The AI tech company NVIDIA already wowed the world with their computer generated, hyperrealistic portraits of non-existent humans, well now they are back with a new Ai software. Meet AI GauGAN, named for the post-impressionist painter, an interactive app that can turn your “rough doodles into photorealistic masterpieces with breathtaking ease.”
Have you been in an art class, attempting to re-create a photo of a cascading waterfall only to end up with a kindergarten-level rendering? Well, GauGAN can transform your piece in a matter of seconds. “The tool leverages generative adversarial networks, or GANs,” writes NVIDIA, “to convert segmentation maps into lifelike images.” This technology may sound like just a fun art tool but the researchers write it could be a powerful tool in many creative fields.
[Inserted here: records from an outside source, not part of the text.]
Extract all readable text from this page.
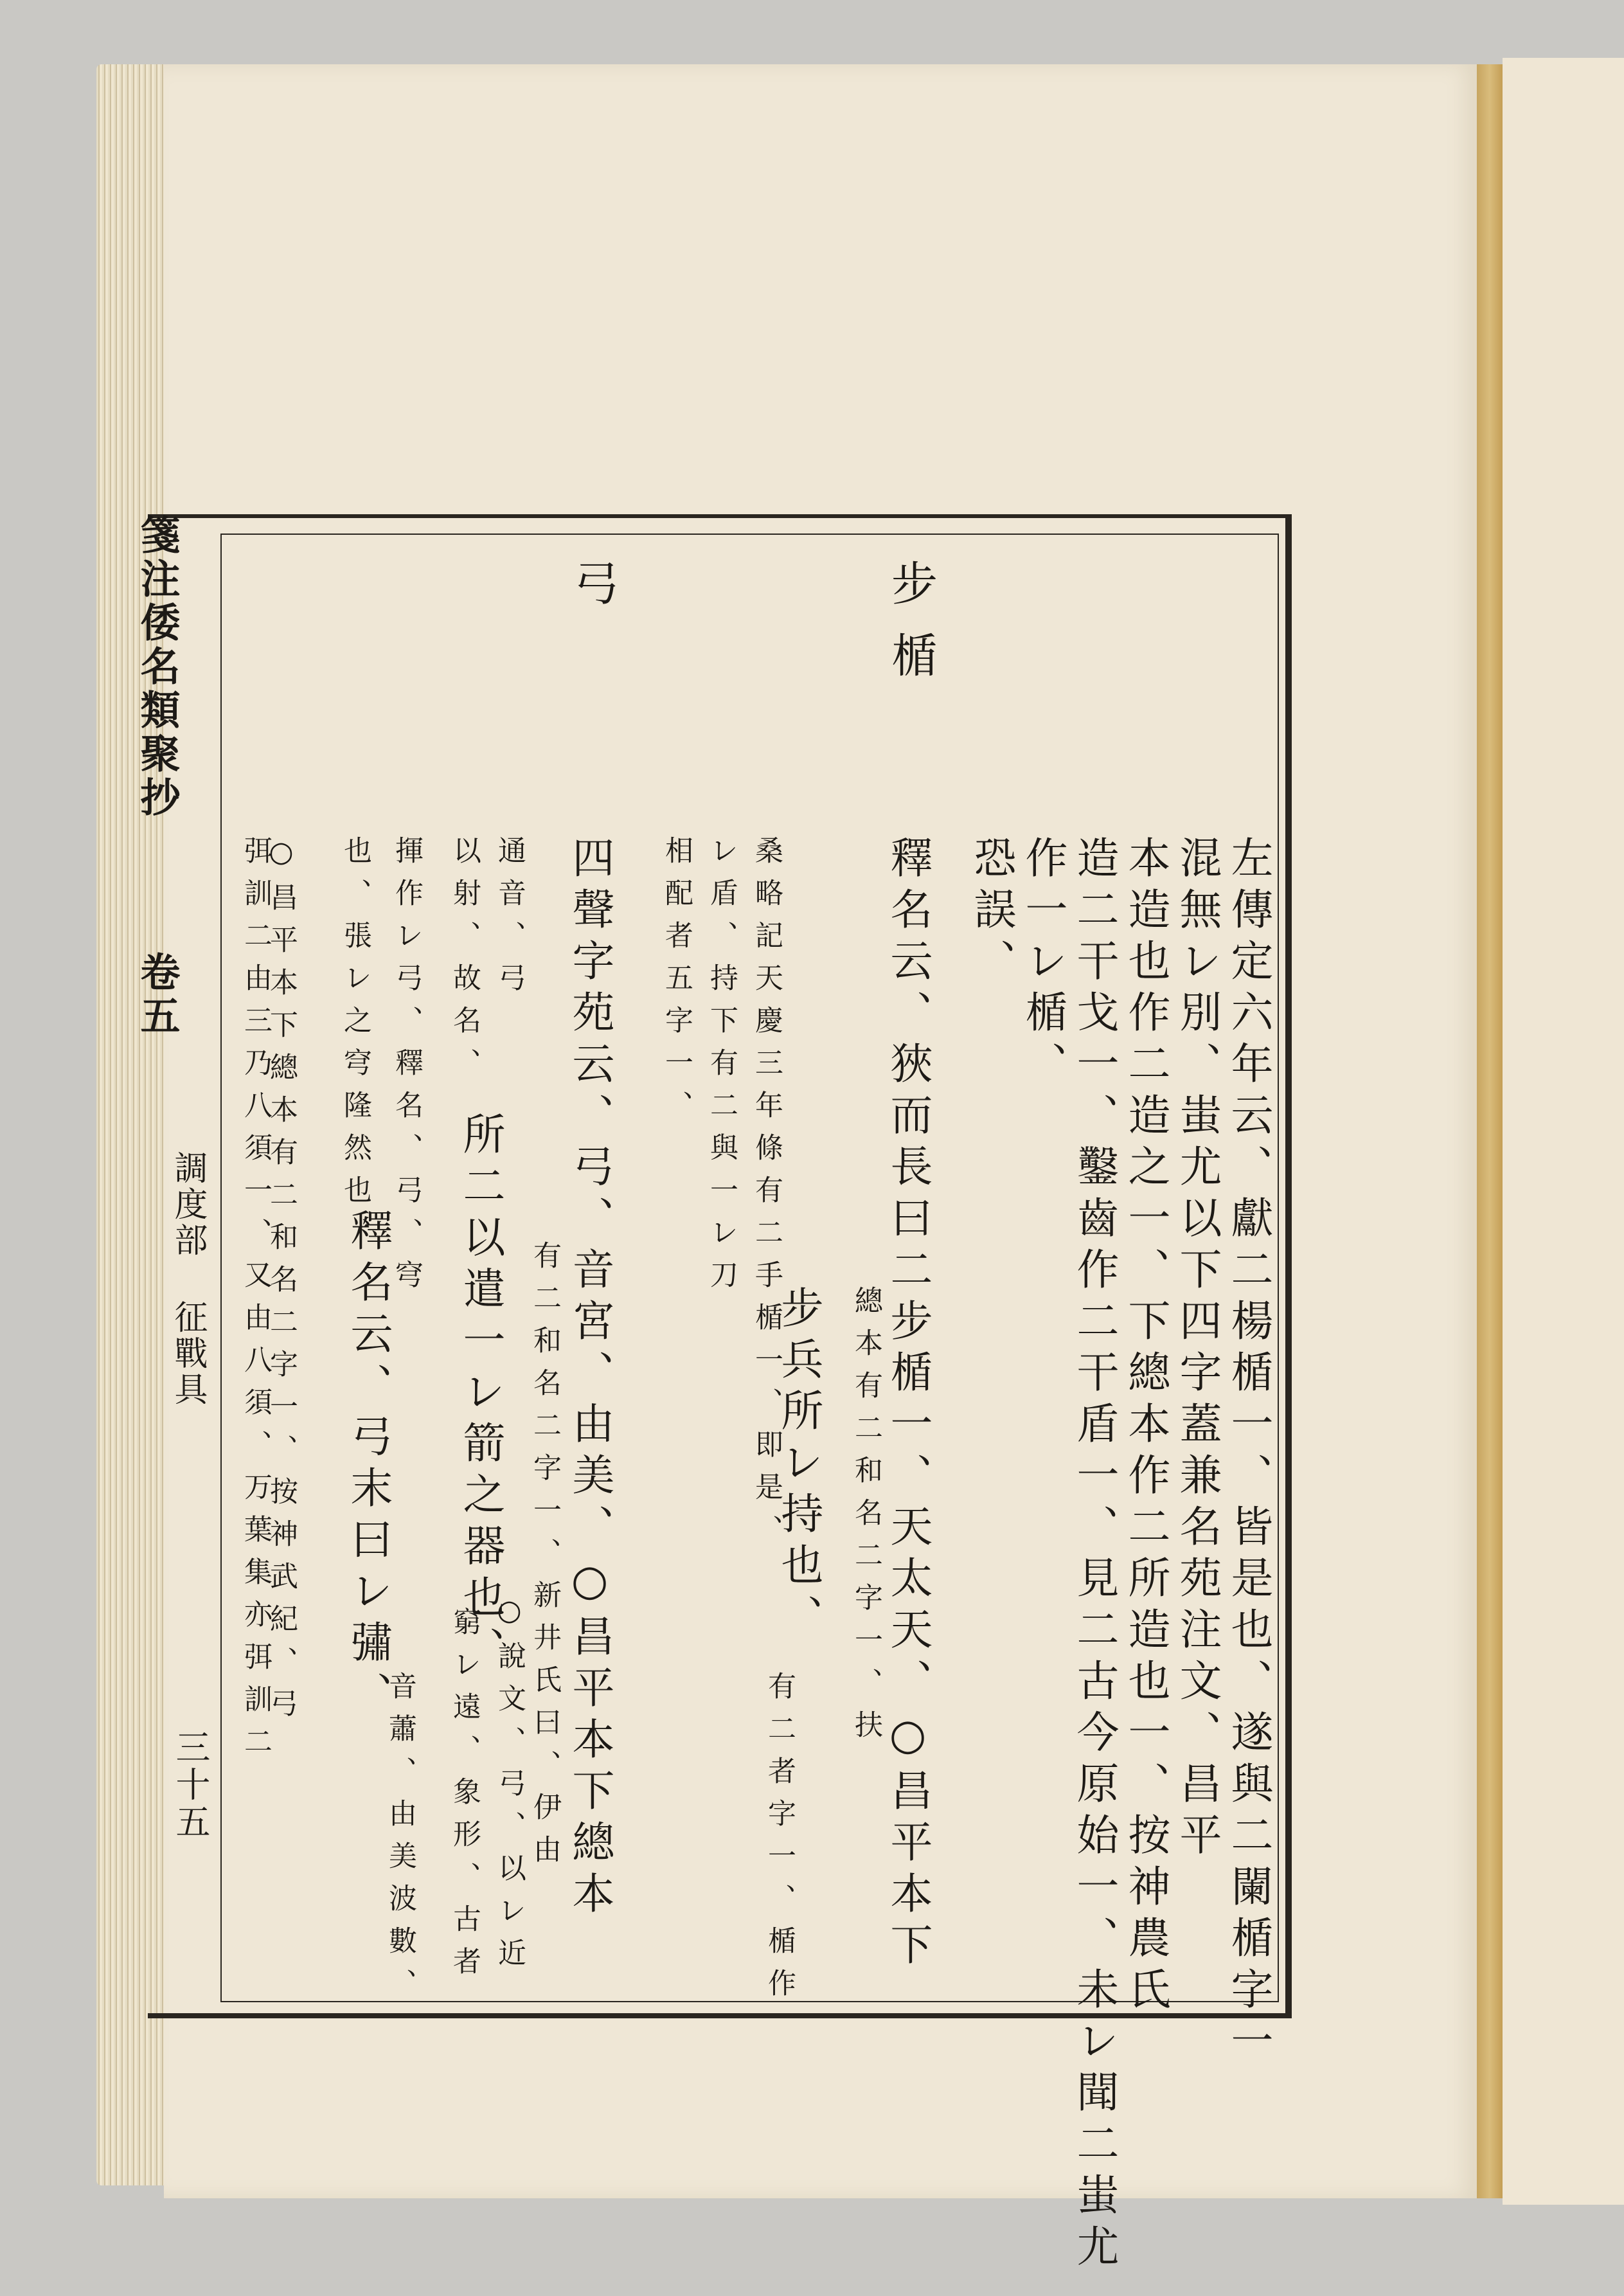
箋注倭名類聚抄
卷五
調度部 征戰具
三十五	左傳定六年云、獻二楊楯一、皆是也、遂與二闌楯字一
混無レ別、蚩尤以下四字蓋兼名苑注文、昌平
本造也作二造之一、下總本作二所造也一、按神農氏
造二干戈一、鑿齒作二干盾一、見二古今原始一、未レ聞二蚩尤
作一レ楯、
恐誤、
步楯
釋名云、狹而長曰二步楯一、天太天、○昌平本下
總本有二和名二字一、扶
桑略記天慶三年條有二手楯一、即是、
步兵所レ持也、
有二者字一、楯作
レ盾、持下有二與一レ刀
相配者五字一、
弓
四聲字苑云、弓、音宮、由美、○昌平本下總本
通音、弓
有二和名二字一、新井氏曰、伊由
以射、故名、
所二以遣一レ箭之器也、
窮レ遠、象形、古者
揮作レ弓、釋名、弓、穹
○說文、弓、以レ近
也、張レ之穹隆然也、
釋名云、弓末曰レ彇、
音蕭、由美波數、
○昌平本下總本有二和名二字一、按神武紀、弓
弭訓二由三乃八須一、又由八須、万葉集亦弭訓二
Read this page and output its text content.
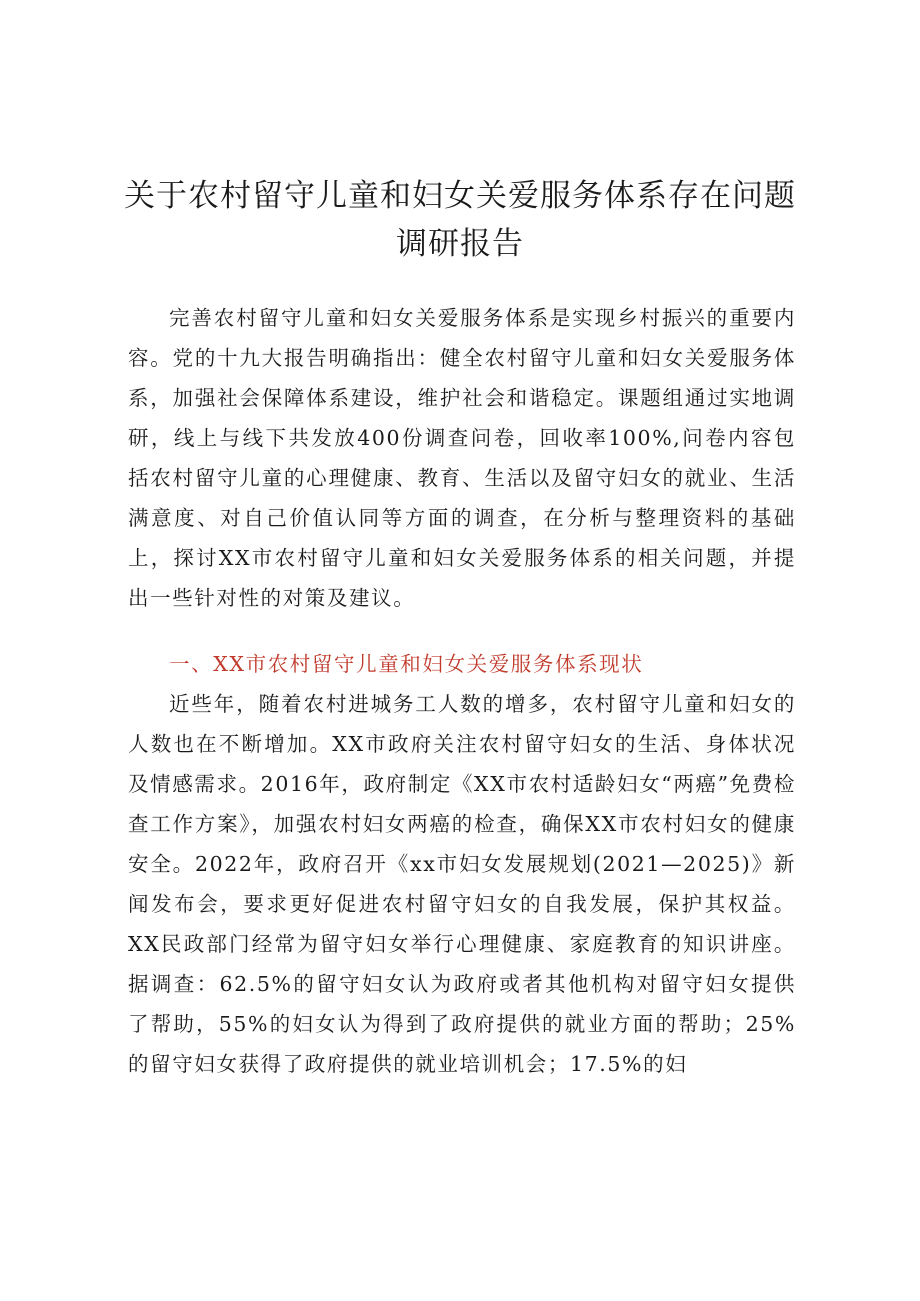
关于农村留守儿童和妇女关爱服务体系存在问题调研报告

完善农村留守儿童和妇女关爱服务体系是实现乡村振兴的重要内容。党的十九大报告明确指出：健全农村留守儿童和妇女关爱服务体系，加强社会保障体系建设，维护社会和谐稳定。课题组通过实地调研，线上与线下共发放400份调查问卷，回收率100%,问卷内容包括农村留守儿童的心理健康、教育、生活以及留守妇女的就业、生活满意度、对自己价值认同等方面的调查，在分析与整理资料的基础上，探讨XX市农村留守儿童和妇女关爱服务体系的相关问题，并提出一些针对性的对策及建议。

一、XX市农村留守儿童和妇女关爱服务体系现状

近些年，随着农村进城务工人数的增多，农村留守儿童和妇女的人数也在不断增加。XX市政府关注农村留守妇女的生活、身体状况及情感需求。2016年，政府制定《XX市农村适龄妇女“两癌”免费检查工作方案》，加强农村妇女两癌的检查，确保XX市农村妇女的健康安全。2022年，政府召开《xx市妇女发展规划(2021—2025)》新闻发布会，要求更好促进农村留守妇女的自我发展，保护其权益。XX民政部门经常为留守妇女举行心理健康、家庭教育的知识讲座。据调查：62.5%的留守妇女认为政府或者其他机构对留守妇女提供了帮助，55%的妇女认为得到了政府提供的就业方面的帮助；25%的留守妇女获得了政府提供的就业培训机会；17.5%的妇
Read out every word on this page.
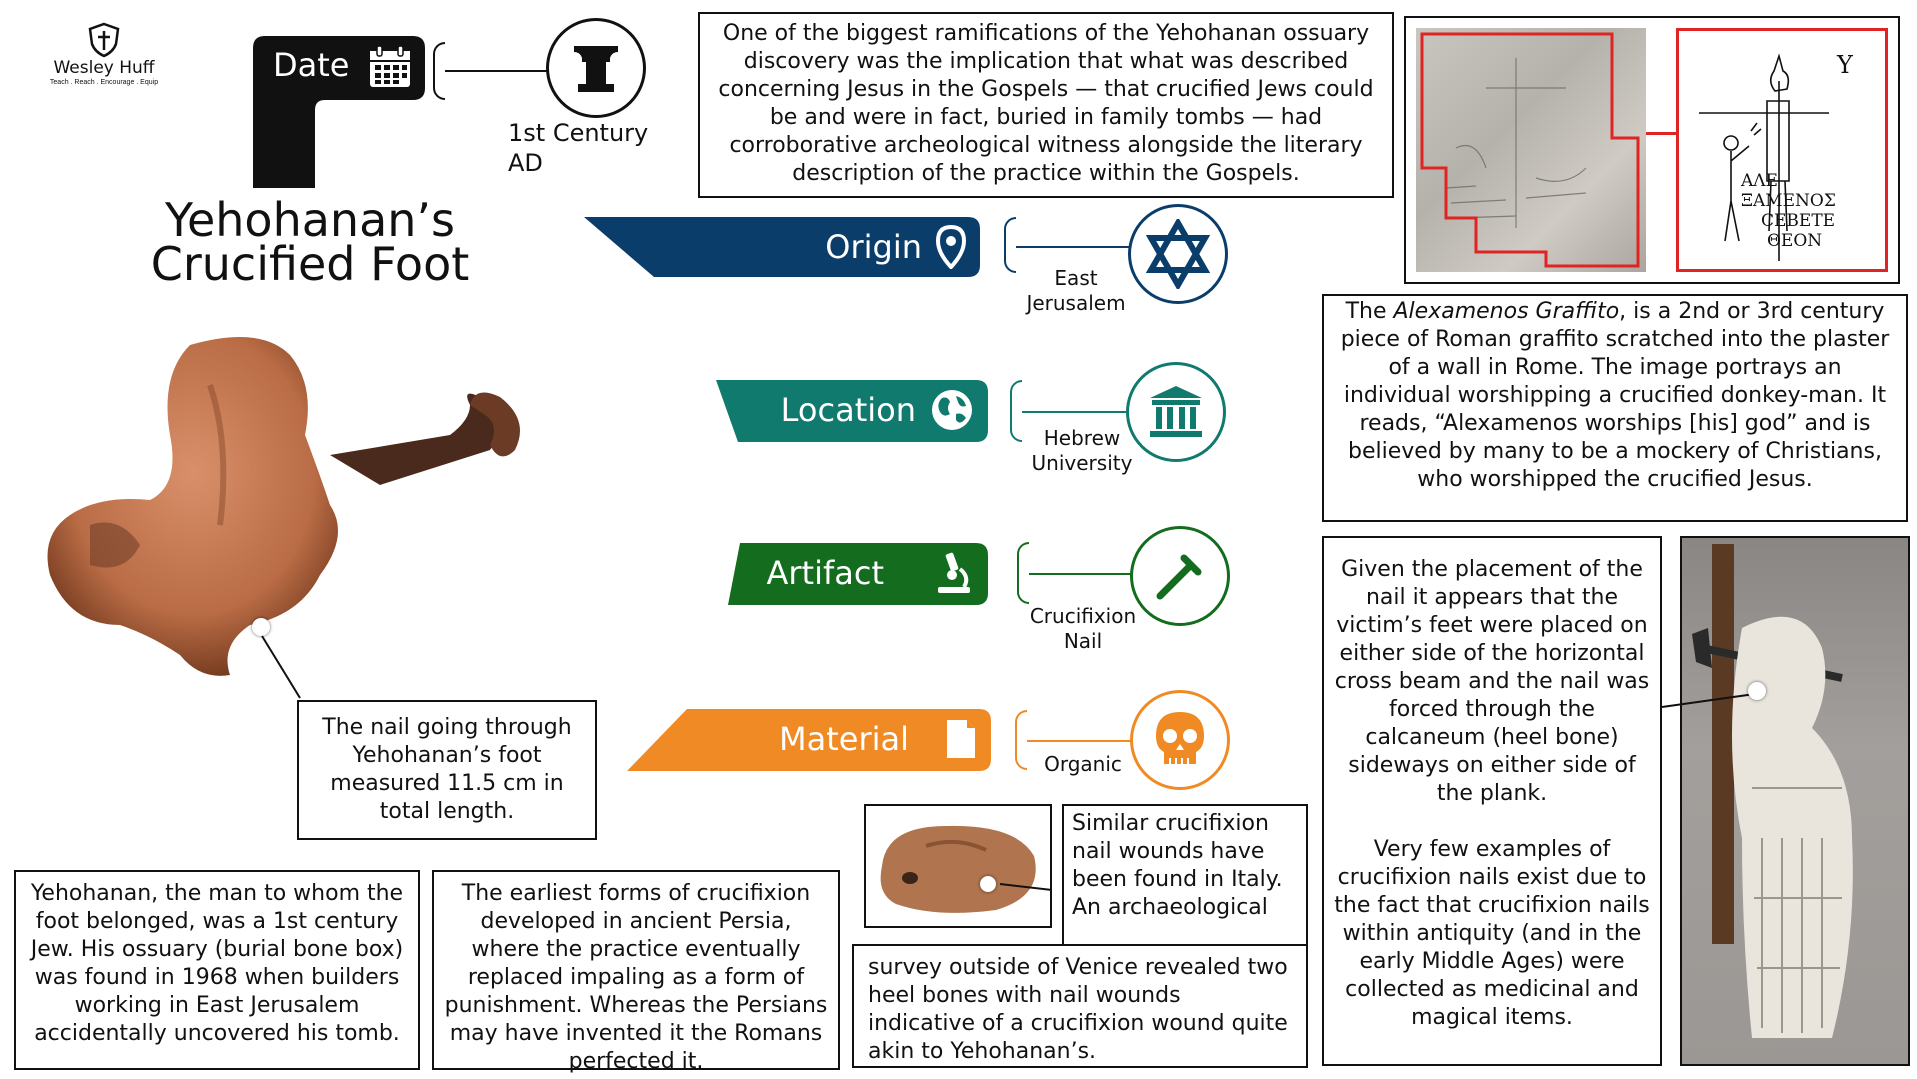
Wesley Huff
Teach . Reach . Encourage . Equip	Date
1st Century
AD
Yehohanan’s
Crucified Foot
The nail going through Yehohanan’s foot measured 11.5 cm in total length.
One of the biggest ramifications of the Yehohanan ossuary discovery was the implication that what was described concerning Jesus in the Gospels — that crucified Jews could be and were in fact, buried in family tombs — had corroborative archeological witness alongside the literary description of the practice within the Gospels.
Origin
East
Jerusalem
Location
Hebrew
University
Artifact
Crucifixion
Nail
Material
Organic
Υ
ΑΛΕ
ΞΑΜΕΝΟΣ
ϹΕΒΕΤΕ
ΘΕΟΝ
The Alexamenos Graffito, is a 2nd or 3rd century piece of Roman graffito scratched into the plaster of a wall in Rome. The image portrays an individual worshipping a crucified donkey-man. It reads, “Alexamenos worships [his] god” and is believed by many to be a mockery of Christians, who worshipped the crucified Jesus.
Given the placement of the nail it appears that the victim’s feet were placed on either side of the horizontal cross beam and the nail was forced through the calcaneum (heel bone) sideways on either side of the plank.
Very few examples of crucifixion nails exist due to the fact that crucifixion nails within antiquity (and in the early Middle Ages) were collected as medicinal and magical items.
Yehohanan, the man to whom the foot belonged, was a 1st century Jew. His ossuary (burial bone box) was found in 1968 when builders working in East Jerusalem accidentally uncovered his tomb.
The earliest forms of crucifixion developed in ancient Persia, where the practice eventually replaced impaling as a form of punishment. Whereas the Persians may have invented it the Romans perfected it.
Similar crucifixion nail wounds have been found in Italy. An archaeological
survey outside of Venice revealed two heel bones with nail wounds indicative of a crucifixion wound quite akin to Yehohanan’s.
Bryan Catanzaro, vice president of applied deep learning research at NVIDIA, compared GauGAN’s technology to a “smart paintbrush” that has the ability to fill details with rough segmentation maps. Technology like this, the company writes, could be highly useful for architects, urban planners, landscape designers, and even game developers. “With an AI that understands how the real world looks, these professionals could better prototype ideas and make rapid changes to a synthetic scene.” Catanzaro further explained, “It’s much easier to brainstorm designs with simple sketches, and this technology is able to convert sketches into highly realistic images.”
GauGAN is simple technology on the surface. The user draws a segmentation map, then manipulates the scene, labeling segments of the image with words like ‘sky’ or ‘snow.’ The AI is trained with millions of images and is able to then fill in the elements the user has labeled in a hyperrealistic form. If the user changes the label say from ‘snow’ to ‘sea’ the entire image will transform. “It’s like a coloring book picture that describes where a tree is, where the sun is, where the sky is,” Catanzaro said. “And then the neural network is able to fill in all of the detail and texture, and the reflections, shadows and colors, based on what it has learned about real images.”
While this AI lacks a full understanding of the physical world, the GANS still produce life-like results thanks to a two-part system – the generator and the discriminator. The generator first creates the image and then passes it to the discriminator, who has been trained on real images. The discriminator then coaches the generator on how to create a more realistic image, pixel-by-pixel. For example, the discriminator has been trained to know that ponds have reflections and will pass along these detailed instructions along to the generator for a more hyperrealistic result.
In addition to the initial transformation, the human creator also has some creative agency in post-production. The app allows them to add style filters to fit the painter, or even change the photo from daytime to sunset. “This technology is not just stitching together pieces of other images, or cutting and pasting textures,” Catanzaro said. “It’s actually synthesizing new images, very similar to how an artist would draw something.”
While GauGan focuses namely on breathtaking nature landscapes and details such as grassy lands, blue seas and sky that is not all this app is capable of creating. The technology has a neutral network as well, that has the capability of filling in non-natural features such as buildings, roads, and even people.
In June, the research paper behind GauGAN was accepted as an oral presentation at CVPR (Conference on Computer Vision and Pattern Recognition conference), “a premier annual computer vision event.” The distinct honor is only handed out to only 5 percent of over 5,000 submissions.